Create a magical mix of black and white dirt.
(Place Oreos in a plastic bag and pulverize.  A rolling pin works great.)
Sprinkle the special dirt on top of the mud.
(Sprinkle the crushed Oreos on top)
(At this point it got a little intense for Purple and Pink. They asked if we were making a real ghost or just pretend.)
Count to 13.  1, 2, 3,...
(At 13 I grabbed the can of whipped topping I had hidden behind the counter, and sprayed a ghostly mound on top of the pudding creation, and then dropped on three chocolate chips to form the face)


Grouping Ghosts Game

Materials used:
  • facial tissue
  • black marker
  • uppercase and lowercase G stickers
  • paper clips
  • magnet
To provide Purple with practice recognizing uppercase and lowercase G, I invented this game of sorting.  I pulled apart a tissue into singly ply layers, twisted a layer to create a ghost-like head and body, and then fastened it with a paper clip.  With a marker I drew on a ghost face, and then attached a G sticker.  I created thirteen of these, so as to also practice our counting to 13.

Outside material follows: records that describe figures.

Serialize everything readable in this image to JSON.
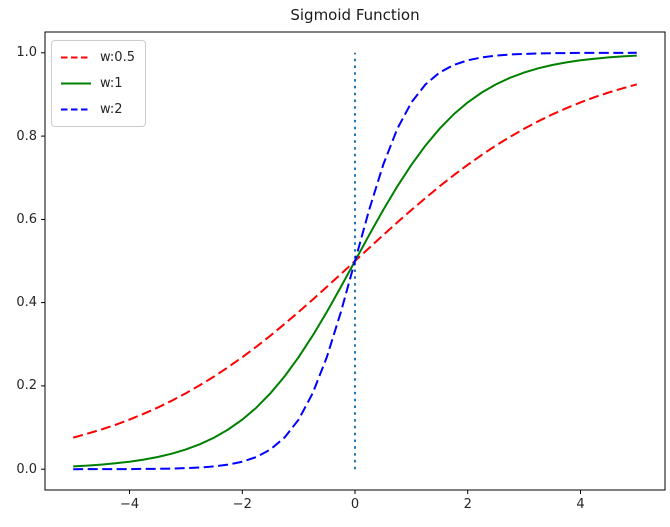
{
  "chart_data": {
    "type": "line",
    "title": "Sigmoid Function",
    "xlabel": "",
    "ylabel": "",
    "xlim": [
      -5.5,
      5.5
    ],
    "ylim": [
      -0.05,
      1.05
    ],
    "grid": false,
    "background_color": "#ffffff",
    "spine_color": "#000000",
    "text_color": "#262626",
    "xticks": [
      -4,
      -2,
      0,
      2,
      4
    ],
    "xtick_labels": [
      "−4",
      "−2",
      "0",
      "2",
      "4"
    ],
    "yticks": [
      0.0,
      0.2,
      0.4,
      0.6,
      0.8,
      1.0
    ],
    "ytick_labels": [
      "0.0",
      "0.2",
      "0.4",
      "0.6",
      "0.8",
      "1.0"
    ],
    "x": [
      -5,
      -4.75,
      -4.5,
      -4.25,
      -4,
      -3.75,
      -3.5,
      -3.25,
      -3,
      -2.75,
      -2.5,
      -2.25,
      -2,
      -1.75,
      -1.5,
      -1.25,
      -1,
      -0.75,
      -0.5,
      -0.25,
      0,
      0.25,
      0.5,
      0.75,
      1,
      1.25,
      1.5,
      1.75,
      2,
      2.25,
      2.5,
      2.75,
      3,
      3.25,
      3.5,
      3.75,
      4,
      4.25,
      4.5,
      4.75,
      5
    ],
    "series": [
      {
        "name": "w:0.5",
        "color": "#ff0000",
        "style": "dashed",
        "values": [
          0.0759,
          0.0851,
          0.0953,
          0.1067,
          0.1192,
          0.133,
          0.148,
          0.1645,
          0.1824,
          0.2019,
          0.2227,
          0.2451,
          0.2689,
          0.2942,
          0.3208,
          0.3486,
          0.3775,
          0.4073,
          0.4378,
          0.4688,
          0.5,
          0.5312,
          0.5622,
          0.5927,
          0.6225,
          0.6514,
          0.6792,
          0.7058,
          0.7311,
          0.7549,
          0.7773,
          0.7981,
          0.8176,
          0.8355,
          0.852,
          0.867,
          0.8808,
          0.8933,
          0.9047,
          0.9149,
          0.9241
        ]
      },
      {
        "name": "w:1",
        "color": "#008000",
        "style": "solid",
        "values": [
          0.0067,
          0.0086,
          0.011,
          0.0141,
          0.018,
          0.023,
          0.0293,
          0.0373,
          0.0474,
          0.0601,
          0.0759,
          0.0953,
          0.1192,
          0.148,
          0.1824,
          0.2227,
          0.2689,
          0.3208,
          0.3775,
          0.4378,
          0.5,
          0.5622,
          0.6225,
          0.6792,
          0.7311,
          0.7773,
          0.8176,
          0.852,
          0.8808,
          0.9047,
          0.9241,
          0.9399,
          0.9526,
          0.9627,
          0.9707,
          0.977,
          0.982,
          0.9859,
          0.989,
          0.9914,
          0.9933
        ]
      },
      {
        "name": "w:2",
        "color": "#0000ff",
        "style": "dashed",
        "values": [
          0.0,
          0.0001,
          0.0001,
          0.0002,
          0.0003,
          0.0006,
          0.0009,
          0.0015,
          0.0025,
          0.0041,
          0.0067,
          0.011,
          0.018,
          0.0293,
          0.0474,
          0.0759,
          0.1192,
          0.1824,
          0.2689,
          0.3775,
          0.5,
          0.6225,
          0.7311,
          0.8176,
          0.8808,
          0.9241,
          0.9526,
          0.9707,
          0.982,
          0.989,
          0.9933,
          0.9959,
          0.9975,
          0.9985,
          0.9991,
          0.9994,
          0.9997,
          0.9998,
          0.9999,
          0.9999,
          1.0
        ]
      }
    ],
    "vline": {
      "x": 0,
      "y_from": 0,
      "y_to": 1,
      "color": "#1f77b4",
      "style": "dotted"
    },
    "legend": {
      "position": "upper left",
      "entries": [
        "w:0.5",
        "w:1",
        "w:2"
      ]
    }
  }
}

I created a wand by sandwiching a craft stick between two strong round magnets, but really any magnet could be used.  I handed the box full of ghosts and the wand to Purple, with the instructions to catch each ghost, and sort them into their group by whether their letter was uppercase or lowercase.

There was plenty of help on hand, but Purple completed the challenge on her own.  The other girls took turns as well.

G-H-O-S-T Bingo Game

Materials used:
A few months ago I bought a Bingo Game .  We've already used it for a couple of birthday parties, as well as the occasional casual game.  This time we used it for a numbers learning activity.

I created customized Bingo cards to match our focus on the number 13 (and those 12 numbers before it, too).  I re-titled the game as G-H-O-S-T, and used the following table to  convert a few existing Bingo cards to match the numbers we would use in G-H-O-S-T.  I also referred to this table as I pulled and called the Bingo balls.  Yes, it is a tad complicated, but mainly in creating the Bingo cards.  

The top right cell shows that "B" is called out as "G",
"14" is called out as "4", and so on
across the columns and rows.
Playing the game was easy, and the game helped Purple practice her numbers, as well as worked her fine motor skills in placing those stickers within the boxes on the card.  And, as a bonus, Purple was the first among her sisters to reach G-H-O-S-T.